L'Italia ripudia la guerra, anche quella in Libia
«L’Italia ripudia la guerra», dice la nostra Costituzione del 1948 all’articolo 11. Ma non la ripudiano gli italiani, per lo meno quelli che contano sul piano economico e politico. E per questo si continuano a costruire armi, anche dispendiose (come i cacciabombardieri da 16 miliardi di euro), che fanno lavorare e guadagnare molte imprese, e così si va a bombardare in Libia (come già in Iraq ed in Afghanistan), perché ci si copre con l’ombrello dell’Onu o della Nato.
Non è che il ripudio della guerra della Costituzione corrispondesse al disinteresse per la pace. Anzi ripudiare la guerra era un’espressione di amore alla pace, se è vero quanto scriveva nel 1963 papa Giovanni XXIII, nella Pacem in terris, che è follia (alienum a ratione...fuori dalla ragione) pensare che la guerra possa portare alla giustizia e alla pace. E ne dà, papa Giovanni, anche la ragione: da una parte i terribili mezzi di distruzione di cui si arricchiscono costantemente gli arsenali, dall’altra l’accresciuta possibilità di dialogo e di verifiche sotto la tutela di organismi internazionali.
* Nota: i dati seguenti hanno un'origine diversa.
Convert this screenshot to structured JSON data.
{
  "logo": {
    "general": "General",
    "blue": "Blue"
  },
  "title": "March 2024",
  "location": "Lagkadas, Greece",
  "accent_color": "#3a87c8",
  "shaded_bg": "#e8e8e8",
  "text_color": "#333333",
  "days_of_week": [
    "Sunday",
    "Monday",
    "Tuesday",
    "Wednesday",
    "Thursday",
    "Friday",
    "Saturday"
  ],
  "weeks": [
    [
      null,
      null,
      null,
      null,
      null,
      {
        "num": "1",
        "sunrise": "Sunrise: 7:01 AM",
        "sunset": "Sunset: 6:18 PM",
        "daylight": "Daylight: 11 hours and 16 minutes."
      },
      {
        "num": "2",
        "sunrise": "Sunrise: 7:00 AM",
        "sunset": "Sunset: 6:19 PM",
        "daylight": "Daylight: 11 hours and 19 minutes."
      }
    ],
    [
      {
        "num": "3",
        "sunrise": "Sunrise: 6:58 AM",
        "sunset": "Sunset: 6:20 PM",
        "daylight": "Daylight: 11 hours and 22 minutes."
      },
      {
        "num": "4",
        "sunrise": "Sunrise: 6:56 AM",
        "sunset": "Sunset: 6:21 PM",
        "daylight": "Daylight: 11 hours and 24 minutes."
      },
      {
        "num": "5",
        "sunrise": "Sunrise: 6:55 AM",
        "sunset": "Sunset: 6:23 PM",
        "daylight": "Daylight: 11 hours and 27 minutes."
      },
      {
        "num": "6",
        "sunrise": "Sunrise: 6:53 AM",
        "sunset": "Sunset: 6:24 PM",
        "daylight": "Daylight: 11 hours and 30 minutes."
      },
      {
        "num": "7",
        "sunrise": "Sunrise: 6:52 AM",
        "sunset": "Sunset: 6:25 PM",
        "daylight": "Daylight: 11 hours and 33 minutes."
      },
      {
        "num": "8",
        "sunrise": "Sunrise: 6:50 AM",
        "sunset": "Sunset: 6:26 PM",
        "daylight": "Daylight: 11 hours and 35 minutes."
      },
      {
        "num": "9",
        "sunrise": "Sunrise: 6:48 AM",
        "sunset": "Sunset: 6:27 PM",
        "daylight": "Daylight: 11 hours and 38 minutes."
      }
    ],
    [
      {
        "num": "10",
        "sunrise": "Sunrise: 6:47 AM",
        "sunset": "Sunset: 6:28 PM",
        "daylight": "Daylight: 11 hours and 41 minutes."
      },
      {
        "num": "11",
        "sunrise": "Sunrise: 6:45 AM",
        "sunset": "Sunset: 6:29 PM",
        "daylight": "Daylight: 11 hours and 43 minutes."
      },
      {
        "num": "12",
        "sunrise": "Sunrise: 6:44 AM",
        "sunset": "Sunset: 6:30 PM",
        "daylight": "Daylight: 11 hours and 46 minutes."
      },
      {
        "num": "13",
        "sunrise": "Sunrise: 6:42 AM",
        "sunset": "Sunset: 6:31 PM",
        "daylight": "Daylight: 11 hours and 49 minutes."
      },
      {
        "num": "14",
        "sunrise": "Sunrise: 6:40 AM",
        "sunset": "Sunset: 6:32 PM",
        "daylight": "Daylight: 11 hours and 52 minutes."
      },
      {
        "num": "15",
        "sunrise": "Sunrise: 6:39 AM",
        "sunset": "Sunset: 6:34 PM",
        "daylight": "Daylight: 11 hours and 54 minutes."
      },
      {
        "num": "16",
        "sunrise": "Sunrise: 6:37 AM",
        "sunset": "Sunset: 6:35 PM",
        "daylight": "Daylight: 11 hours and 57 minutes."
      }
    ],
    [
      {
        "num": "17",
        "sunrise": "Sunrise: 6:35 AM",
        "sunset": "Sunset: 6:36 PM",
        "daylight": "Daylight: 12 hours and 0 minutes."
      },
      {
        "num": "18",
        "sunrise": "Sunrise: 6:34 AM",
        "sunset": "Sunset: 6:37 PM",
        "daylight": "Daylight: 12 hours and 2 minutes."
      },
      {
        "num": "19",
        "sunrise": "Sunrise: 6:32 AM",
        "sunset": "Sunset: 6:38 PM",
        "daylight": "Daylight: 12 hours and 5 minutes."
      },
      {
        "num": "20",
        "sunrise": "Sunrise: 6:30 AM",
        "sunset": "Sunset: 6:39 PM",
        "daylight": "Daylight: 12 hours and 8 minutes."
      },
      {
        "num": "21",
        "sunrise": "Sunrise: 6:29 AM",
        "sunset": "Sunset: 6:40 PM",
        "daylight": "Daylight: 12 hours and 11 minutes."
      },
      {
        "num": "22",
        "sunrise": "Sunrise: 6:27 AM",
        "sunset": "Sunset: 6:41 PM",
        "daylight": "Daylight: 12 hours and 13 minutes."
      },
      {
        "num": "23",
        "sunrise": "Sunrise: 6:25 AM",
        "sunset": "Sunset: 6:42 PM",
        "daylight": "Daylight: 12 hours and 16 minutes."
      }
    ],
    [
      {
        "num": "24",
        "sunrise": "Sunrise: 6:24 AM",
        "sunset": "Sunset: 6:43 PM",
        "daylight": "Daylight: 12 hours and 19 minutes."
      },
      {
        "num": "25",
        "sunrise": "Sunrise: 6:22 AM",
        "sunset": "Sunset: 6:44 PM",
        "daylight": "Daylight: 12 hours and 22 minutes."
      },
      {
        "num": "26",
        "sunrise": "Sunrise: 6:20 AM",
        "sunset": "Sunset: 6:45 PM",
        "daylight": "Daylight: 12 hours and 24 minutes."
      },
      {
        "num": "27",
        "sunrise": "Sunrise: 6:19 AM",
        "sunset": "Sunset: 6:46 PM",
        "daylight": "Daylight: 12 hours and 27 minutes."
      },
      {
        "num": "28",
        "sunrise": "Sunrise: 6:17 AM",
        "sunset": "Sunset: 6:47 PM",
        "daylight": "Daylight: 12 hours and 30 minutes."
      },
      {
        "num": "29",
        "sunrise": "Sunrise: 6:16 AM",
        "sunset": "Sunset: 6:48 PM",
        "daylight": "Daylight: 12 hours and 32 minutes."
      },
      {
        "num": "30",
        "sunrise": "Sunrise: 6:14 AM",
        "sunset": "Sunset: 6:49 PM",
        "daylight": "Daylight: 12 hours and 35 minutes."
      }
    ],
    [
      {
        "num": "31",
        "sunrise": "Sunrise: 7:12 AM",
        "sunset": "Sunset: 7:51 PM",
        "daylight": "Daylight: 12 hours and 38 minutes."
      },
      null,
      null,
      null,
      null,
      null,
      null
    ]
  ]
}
È proprio questa mancanza di ricerca di dialogo che porta i problemi a situazioni così gravi da rendere pressoché indispensabile l’intervento militare. Ed è quello che sta accadendo con la Libia, con la quale si sono intrattenuti rapporti più che amichevoli con un’iniziale dimostrazione di disinteresse se non di favore (per non «disturbarlo», si disse), cercando poi di non lasciarsi scavalcare dagli europei più decisi, fino ad andare anche noi a bombardare, con l’avallo del presidente della Repubblica. Non solo però ce n’eravamo lavate le mani prima, ma abbiamo continuato a lavarcele anche dopo, senza mai tentare un serio intervento diplomatico e senza darci veramente da fare perché l’Onu o l’Europa se ne facessero promotori. Anche con Hitler si fece così: lo si lasciò fare (vedi Monaco 1938), trovandosi poi nella necessità di fare una guerra per garantire la pace. Si farà così anche con la Siria, per cui si spendono molte parole ma senza seri interventi diplomatici, per giungere poi a dimostrare necessario l’intervento militare? Non sarà esplicita, ma si ha l’impressione di un’implicita convinzione che tanto poi andremo a bombardare, così useremo le nostre armi raffinate (se no, cosa ci stanno a fare?) e poi ne faremo altre ancora più raffinate. E alla fine per lo meno ci guadagneremo.
Quello che manca – a chi governa, ma anche ad ancora troppi cittadini – è la convinzione che la guerra va veramente ripudiata, e che quindi bisogna cercare in tutti i modi gli espedienti politici e diplomatici che la rendano superflua. Se, come dice il proverbio, la necessità aguzza l’ingegno, il dovere di ripudiare la guerra deve farci trovare i modi necessari per giungere alla pace.
L’obiezione comune è che questa è un’utopia, in un mondo di violenza. Eppure si faceva guerra un tempo fra le nostre città, finché lo Stato nazionale le ha rese impossibili, così come sono inimmaginabili oggi le guerre che hanno insanguinato per secoli le Nazioni dell’Europa. E allora si dovrà dare forza e autorità all’Onu come arbitro veramente superiore (ridimensionando i veti che ne minano la democrazia e quindi l’attendibilità) in grado, con una forza di polizia, di garantire una soluzione dei problemi senza il ricorso alla guerra (così, sia pure in altre situazioni, l’Onu riuscì ad evitare nel 1956 la guerra per il Canale di Suez).
Abbiamo ricordato in questi giorni, riflettendo sulla figura di Giovanni Paolo II, che il potere del mondo comunista è caduto senza una guerra. Invece non si è saputo cercare la via nonviolenta per portare la pace in Afganistan ed in Iraq, come lo stesso papa Wojtyla cercava e supplicava, e ci siamo immersi nelle tragedie e nei drammi tuttora in corso. Purtroppo anche noi cristiani, malgrado i forti appelli alla coerenza con il Vangelo per il rifiuto della violenza e per la costruzione di una vera pace basata sulla solidarietà, siamo più sensibili all’idolo di “mammona”, cioè della ricchezza e del potere, che conducono inevitabilmente alla guerra.
Vorrei fare eco all’appello del Consiglio Nazionale di Pax Christi per sollecitare tutti a «ripudiare la guerra» con convinzione e con impegno, reagendo, muovendoci, appoggiando le iniziative che sorgono, condizionando la vita sociale e le elezioni, facendoci sentire in ogni modo, obbligando così i politici, i responsabili, a cercare e trovare le vie nonviolente ed efficaci per una pace effettiva.